West Tisbury welcomes back Ellie Hanjian

It has been a beautiful Memorial Day weekend. We need rain, but it has held off for holiday cookouts and beach walks. Our woods are fully leafed-out now, still new-green, that fleeting combination of soft colors before turning solid, hot, summer-unrelieved and dark. I can’t tear my eyes away, saving it all up for paintings.

Brian Athearn and his sons have once again placed flags on all the veterans’ graves in the town’s cemeteries for Memorial Day. Thank you for honoring their memories and service.

The lambs at Whiting’s are now out in the pasture along State Road. They are grazing along the pond at Flat Point, too. I haven’t driven up Middle Road recently, but I suppose Mermaid Farm offers similar amusement to passersby. Watching the lambs frolicking is a jolly sight and makes running errands a bit more interesting.

I felt very happy to see Ellie Hanjian in church Sunday with her brother and parents.
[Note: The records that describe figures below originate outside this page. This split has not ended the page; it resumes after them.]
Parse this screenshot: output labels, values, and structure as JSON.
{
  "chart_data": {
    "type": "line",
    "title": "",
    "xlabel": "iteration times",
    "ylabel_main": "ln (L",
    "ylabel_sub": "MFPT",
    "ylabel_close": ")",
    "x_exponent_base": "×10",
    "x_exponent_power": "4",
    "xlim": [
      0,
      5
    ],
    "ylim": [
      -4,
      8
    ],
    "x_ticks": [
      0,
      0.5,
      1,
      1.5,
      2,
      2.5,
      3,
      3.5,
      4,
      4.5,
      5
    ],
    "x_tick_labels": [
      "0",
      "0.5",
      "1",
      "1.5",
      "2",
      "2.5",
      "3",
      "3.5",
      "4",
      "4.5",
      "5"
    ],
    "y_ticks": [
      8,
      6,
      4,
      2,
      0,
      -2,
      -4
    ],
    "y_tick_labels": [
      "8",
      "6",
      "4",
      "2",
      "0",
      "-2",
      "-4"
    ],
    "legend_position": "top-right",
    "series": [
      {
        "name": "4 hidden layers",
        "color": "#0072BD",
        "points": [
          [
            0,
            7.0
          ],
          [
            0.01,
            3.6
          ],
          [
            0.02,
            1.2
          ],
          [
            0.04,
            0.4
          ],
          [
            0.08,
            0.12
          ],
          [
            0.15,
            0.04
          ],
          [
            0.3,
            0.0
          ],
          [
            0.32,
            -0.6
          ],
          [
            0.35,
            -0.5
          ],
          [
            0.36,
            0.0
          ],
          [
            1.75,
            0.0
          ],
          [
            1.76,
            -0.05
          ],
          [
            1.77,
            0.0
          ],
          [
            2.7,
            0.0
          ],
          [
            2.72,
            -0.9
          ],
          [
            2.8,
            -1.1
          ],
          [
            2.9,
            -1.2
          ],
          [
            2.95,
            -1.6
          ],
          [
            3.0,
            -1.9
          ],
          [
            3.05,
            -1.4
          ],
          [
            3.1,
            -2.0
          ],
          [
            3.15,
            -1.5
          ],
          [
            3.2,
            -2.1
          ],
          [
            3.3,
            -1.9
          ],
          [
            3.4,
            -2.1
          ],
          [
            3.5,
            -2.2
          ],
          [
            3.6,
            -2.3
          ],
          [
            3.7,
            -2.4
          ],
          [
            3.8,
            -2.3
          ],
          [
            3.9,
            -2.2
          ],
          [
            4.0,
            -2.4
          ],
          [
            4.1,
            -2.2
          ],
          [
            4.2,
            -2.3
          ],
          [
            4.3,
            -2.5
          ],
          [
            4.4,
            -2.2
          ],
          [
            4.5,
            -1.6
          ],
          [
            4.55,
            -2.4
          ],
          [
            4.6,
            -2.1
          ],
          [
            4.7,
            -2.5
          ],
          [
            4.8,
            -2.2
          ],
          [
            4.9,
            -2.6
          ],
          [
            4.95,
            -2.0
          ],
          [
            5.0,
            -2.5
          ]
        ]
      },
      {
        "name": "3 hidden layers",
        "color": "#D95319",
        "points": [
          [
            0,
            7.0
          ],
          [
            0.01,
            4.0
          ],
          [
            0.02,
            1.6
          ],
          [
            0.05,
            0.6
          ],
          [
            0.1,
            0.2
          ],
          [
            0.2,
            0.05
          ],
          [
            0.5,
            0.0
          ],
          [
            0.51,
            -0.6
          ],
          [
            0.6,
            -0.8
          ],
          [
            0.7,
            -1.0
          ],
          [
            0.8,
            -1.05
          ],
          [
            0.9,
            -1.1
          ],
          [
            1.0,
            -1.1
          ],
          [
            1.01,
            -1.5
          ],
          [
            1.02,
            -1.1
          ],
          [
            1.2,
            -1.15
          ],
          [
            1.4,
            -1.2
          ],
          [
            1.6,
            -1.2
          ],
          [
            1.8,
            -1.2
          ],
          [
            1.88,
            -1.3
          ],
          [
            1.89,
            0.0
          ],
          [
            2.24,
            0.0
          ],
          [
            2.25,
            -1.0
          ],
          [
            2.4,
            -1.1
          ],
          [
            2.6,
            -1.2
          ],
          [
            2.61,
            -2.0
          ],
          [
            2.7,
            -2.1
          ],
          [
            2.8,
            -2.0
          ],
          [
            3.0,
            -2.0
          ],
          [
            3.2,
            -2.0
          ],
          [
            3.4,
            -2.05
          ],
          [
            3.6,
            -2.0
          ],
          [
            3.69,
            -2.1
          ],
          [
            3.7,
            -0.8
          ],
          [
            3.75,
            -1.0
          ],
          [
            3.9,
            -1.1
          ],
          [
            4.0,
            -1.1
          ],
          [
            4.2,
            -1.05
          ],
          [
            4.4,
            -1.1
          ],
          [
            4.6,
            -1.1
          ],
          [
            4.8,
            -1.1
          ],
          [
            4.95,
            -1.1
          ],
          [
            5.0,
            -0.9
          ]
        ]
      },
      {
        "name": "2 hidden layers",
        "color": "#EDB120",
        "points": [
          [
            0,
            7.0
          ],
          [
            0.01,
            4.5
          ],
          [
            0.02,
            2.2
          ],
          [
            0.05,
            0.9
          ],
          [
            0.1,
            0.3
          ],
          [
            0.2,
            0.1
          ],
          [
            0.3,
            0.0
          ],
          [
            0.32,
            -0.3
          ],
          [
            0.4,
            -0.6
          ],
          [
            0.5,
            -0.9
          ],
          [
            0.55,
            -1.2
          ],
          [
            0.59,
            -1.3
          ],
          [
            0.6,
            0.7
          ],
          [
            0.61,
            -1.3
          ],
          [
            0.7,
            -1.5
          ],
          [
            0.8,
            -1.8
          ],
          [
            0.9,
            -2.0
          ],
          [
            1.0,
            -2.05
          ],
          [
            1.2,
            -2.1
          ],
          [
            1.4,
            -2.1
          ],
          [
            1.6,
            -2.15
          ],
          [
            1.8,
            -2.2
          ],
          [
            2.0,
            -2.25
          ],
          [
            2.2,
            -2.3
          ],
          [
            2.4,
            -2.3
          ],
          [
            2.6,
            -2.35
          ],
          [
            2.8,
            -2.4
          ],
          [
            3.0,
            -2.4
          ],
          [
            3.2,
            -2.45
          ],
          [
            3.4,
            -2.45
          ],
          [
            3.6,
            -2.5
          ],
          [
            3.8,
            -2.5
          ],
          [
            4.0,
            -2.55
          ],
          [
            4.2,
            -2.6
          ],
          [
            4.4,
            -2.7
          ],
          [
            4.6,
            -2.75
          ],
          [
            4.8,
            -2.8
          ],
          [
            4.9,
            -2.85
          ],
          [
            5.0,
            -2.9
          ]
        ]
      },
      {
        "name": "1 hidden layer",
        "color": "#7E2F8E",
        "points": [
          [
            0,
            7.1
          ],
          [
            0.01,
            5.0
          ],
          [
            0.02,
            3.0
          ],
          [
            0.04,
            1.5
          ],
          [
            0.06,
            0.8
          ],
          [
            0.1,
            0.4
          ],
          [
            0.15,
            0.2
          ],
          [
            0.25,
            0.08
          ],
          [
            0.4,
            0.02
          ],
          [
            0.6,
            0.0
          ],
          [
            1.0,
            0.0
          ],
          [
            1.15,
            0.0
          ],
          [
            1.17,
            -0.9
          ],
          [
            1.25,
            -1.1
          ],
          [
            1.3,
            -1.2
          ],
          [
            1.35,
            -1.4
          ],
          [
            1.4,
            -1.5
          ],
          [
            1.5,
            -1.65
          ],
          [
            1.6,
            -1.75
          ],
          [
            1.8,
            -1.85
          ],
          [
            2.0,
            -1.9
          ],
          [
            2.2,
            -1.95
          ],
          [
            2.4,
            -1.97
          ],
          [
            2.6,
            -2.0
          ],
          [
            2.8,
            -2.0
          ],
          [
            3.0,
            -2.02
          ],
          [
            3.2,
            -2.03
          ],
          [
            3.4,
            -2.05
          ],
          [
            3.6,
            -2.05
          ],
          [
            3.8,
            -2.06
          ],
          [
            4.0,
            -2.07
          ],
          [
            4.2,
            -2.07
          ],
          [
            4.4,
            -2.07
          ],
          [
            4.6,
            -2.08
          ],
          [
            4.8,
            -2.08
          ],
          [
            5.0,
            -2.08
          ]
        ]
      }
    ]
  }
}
Ellie has returned home sooner than expected, making a miraculous recovery from the car accident that injured her and the Redington-Whitaker family at the beginning of May.

Judy Bruguiere is planning a celebration for the life of her best friend, Pat Brown, this July 27, which would have been Pat’s birthday. She is asking people who knew Pat to please share photographs and stories to make a memory board for display at the celebration. Jenny Marlin is helping collect these mementos. Please contact her at Jennifer.W.Marlin@ampf.com or send to P.O. Box 1311, Edgartown 02539.

A reminder about some of the on-going programs for kids at our West Tisbury Library. Every Monday morning at 10:30 is Mother Goose on the Loose, an interactive storytime for newborns to three-year-olds. Storytimes for pre-schoolers are every Thursday morning at 10:30. A special story and event happens every second Thursday when Nicole Cabot of Island Grown Initiative features a different food each month. On Saturdays there are drop-in crafts for kids and teens/tweens. Materials are set out from 11 to 3 in the Children’s Room and the Young Adult Room.

Carolina Cooney’s Graphic Novel Book Club will meet at the library on Monday, June 2, at 7 pm. The book for discussion is “Epileptic” by David B., a biography of growing up with an epileptic brother.

The American Cancer Society Relay For Life begins at 9 am Saturday, May 31, and runs through 9 am Sunday, June 1. This year’s theme is Celebrations. Teams, volunteers, and cancer survivors are all encouraged to participate at the event, which takes place at the MVRHS track. For more information look online at RelayForLife.org/Martha’s Vineyard MA or on Facebook at Relay For Life Martha’s Vineyard.

The Charles W. Morgan is expected to dock in Vineyard Haven Harbor this June 21-24. In preparation, the Martha’s Vineyard Museum has an exhibition about the Morgan and the Vineyard during whaling days. Eric Jay Dolin, author of Leviathan: The History of Whaling in America, will speak at the Federated Church on Tuesday, June 3, at 5:30 pm.

West Tisbury documentary producers, Robert and Marjory Potts, made a wonderful film called You May Call Her Madam Secretary, about Labor Secretary Frances Perkins, who served from 1933 to 1945. Besides being the first woman cabinet secretary, she served under President Franklin Roosevelt at an exciting time in our history, and was responsible for designing and implementing many of the New Deal programs we revere. If you have never seen this film, or if you can’t wait to see it again, it will be shown at the Martha’s Vineyard Hebrew Center next Sunday, June 8, at 7:30. Admission is $5.

Yesterday’s New York Times had an op-ed piece by Thomas L. Friedman titled Memorial Day 2050. It discussed climate change and suggested ways to engage us all in preserving a future for following generations. Many of his proposals were ideas we on the Vineyard have already considered and many have already been implemented. West Tisbury became a Green Community by town meeting vote a few years ago. We are uniquely placed, as an island, to address conservation of resources and self-sufficiency, many of the strategies for what Mr. Friedman calls “resiliency.” Another reason to feel lucky for this place we live in.